How Components Interact

  1. User Onboarding (page_minus1 -> page0 -> eval_progress_modal):

    • The user starts at page_minus1. Clicking "Participate in Evaluation" triggers go_to_page0_from_minus1, hiding page_minus1 and showing page0.
    • On page0, the user inputs their details. Clicking "Next" calls go_to_eval_progress_modal, which validates the input, fetches all relevant questions for the user's specialty, and displays the eval_progress_modal with the number of remaining questions. It also populates the initial content for page1 (chat_a, chat_b, page1_prompt, page1_reference_answer) and stores the user_info_state and data_subset_state.
    • Clicking "OK, proceed to question evaluation" in the modal triggers go_to_page1, hiding the modal and page0, and showing page1.
  2. Evaluation Flow (page1 -> page2):

    • On page1, users perform pairwise comparisons. Their selections and reasons are captured by the pairwise_inputs and comparison_reasons_inputs. The nonsense_btn updates the nonsense_btn_clicked state.
    • Clicking "Next: Rate Responses" on page1 calls go_to_page2. This function stores the pairwise choices in pairwise_state and comparison_reasons, updates page2_prompt, page2_reference_answer, and the chatbot content for chat_a_rating and chat_b_rating. It also populates pairwise_results_for_display on page2 to remind users of their previous choices, which then restricts the choices for individual ratings on page2.
    • On page2, users input individual ratings for each model. The restrict_choices function dynamically adjusts the available options for each gr.Radio component in ratings_A and ratings_B based on the corresponding pairwise choice in pairwise_state. This ensures the ratings are consistent with the user's initial comparison.
  3. Submission and Next Question Logic (page2 -> confirm_modal -> Data Storage / Next Question / final_page):

    • Clicking "Submit" on page2 first triggers validate_ratings. This function checks for consistency between the pairwise choices (pairwise_state) and the individual ratings (ratings_A, ratings_B).
    • The process_result function then determines the next step based on the validation result:
      • If there are validation errors, the error_modal is displayed.
      • If validation passes, the confirm_modal appears, asking for final confirmation.
    • Clicking "Yes, please submit" in the confirm_modal calls final_submit.

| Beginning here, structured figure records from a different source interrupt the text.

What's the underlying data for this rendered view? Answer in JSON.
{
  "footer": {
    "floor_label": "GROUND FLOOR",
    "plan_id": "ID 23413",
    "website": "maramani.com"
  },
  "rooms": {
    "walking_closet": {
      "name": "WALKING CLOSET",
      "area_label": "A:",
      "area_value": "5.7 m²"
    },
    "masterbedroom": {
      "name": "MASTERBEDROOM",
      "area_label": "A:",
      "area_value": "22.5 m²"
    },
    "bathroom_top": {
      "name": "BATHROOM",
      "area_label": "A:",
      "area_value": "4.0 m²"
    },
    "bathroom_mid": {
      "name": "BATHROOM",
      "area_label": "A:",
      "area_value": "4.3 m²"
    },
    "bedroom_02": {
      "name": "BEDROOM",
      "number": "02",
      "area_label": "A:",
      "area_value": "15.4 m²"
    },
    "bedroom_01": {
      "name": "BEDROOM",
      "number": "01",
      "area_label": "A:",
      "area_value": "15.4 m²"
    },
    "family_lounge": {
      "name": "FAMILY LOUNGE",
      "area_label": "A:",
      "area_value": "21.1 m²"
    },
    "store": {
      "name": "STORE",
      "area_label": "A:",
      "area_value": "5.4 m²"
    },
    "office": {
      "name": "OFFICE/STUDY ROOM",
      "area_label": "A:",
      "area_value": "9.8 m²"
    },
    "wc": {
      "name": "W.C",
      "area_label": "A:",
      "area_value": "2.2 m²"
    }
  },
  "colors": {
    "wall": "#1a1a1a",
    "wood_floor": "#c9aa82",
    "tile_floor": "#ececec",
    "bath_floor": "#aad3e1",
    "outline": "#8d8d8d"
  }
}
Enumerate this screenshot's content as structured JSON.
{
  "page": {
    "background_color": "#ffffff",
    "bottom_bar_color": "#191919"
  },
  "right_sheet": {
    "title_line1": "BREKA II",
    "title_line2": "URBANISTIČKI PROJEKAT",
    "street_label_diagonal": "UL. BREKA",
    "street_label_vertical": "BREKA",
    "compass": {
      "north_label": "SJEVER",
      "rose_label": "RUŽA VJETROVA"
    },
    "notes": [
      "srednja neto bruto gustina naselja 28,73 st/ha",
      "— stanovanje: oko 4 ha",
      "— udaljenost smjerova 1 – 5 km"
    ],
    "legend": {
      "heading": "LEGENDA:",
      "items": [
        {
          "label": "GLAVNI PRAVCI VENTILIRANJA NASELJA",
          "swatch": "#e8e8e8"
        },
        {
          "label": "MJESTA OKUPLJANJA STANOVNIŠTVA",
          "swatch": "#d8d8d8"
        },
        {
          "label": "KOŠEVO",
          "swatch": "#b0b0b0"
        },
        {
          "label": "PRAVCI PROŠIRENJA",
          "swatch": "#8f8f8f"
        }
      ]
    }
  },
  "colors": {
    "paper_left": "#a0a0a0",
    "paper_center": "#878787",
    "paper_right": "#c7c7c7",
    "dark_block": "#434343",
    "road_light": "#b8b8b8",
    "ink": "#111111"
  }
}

This function:
      • Constructs a row dictionary from all collected data (user_info_state, data_subset_state, pairwise_state, comparison_reasons, nonsense_btn_clicked, and the individual ratings).
      • Appends this data to a Google Sheet (using append_to_sheet).
      • Crucially, it then re-fetches and filters the list of available questions for the user based on their email and specialty, by calling get_evaluator_questions again.
      • Based on the number of remaining_count questions:
        • If remaining_count is 0, the final_page is shown.
        • If remaining_count is greater than 0, the eval_progress_modal is displayed again to inform the user about the remaining questions, and the application's internal states are reset and repopulated with a new question for the next evaluation round.
    • Clicking "Cancel" in the confirm_modal simply hides it, allowing the user to make changes.
  4. Navigation and State Management:

    • Back Buttons: All "Back" buttons (back_btn_0, back_btn_2) simply toggle visibility to return to the previous page.
    • Home Buttons: "Home Page" buttons (home_btn_0, home_btn_1, home_btn_2) return the user to page_minus1. It's important to note that these save the current question's progress internally if it's been populated, but do not submit it.
    • State Variables: Gradio's gr.State() components (user_info_state, pairwise_state, scores_A_state, comparison_reasons, nonsense_btn_clicked, unqualified_A_state, data_subset_state) are essential for preserving data across page transitions and ensuring that information collected on one page is available for processing on subsequent pages or during submission.

This structured approach allows for a multi-step evaluation process, guiding the user through comparisons and detailed ratings, while ensuring data integrity and efficient handling of evaluation rounds.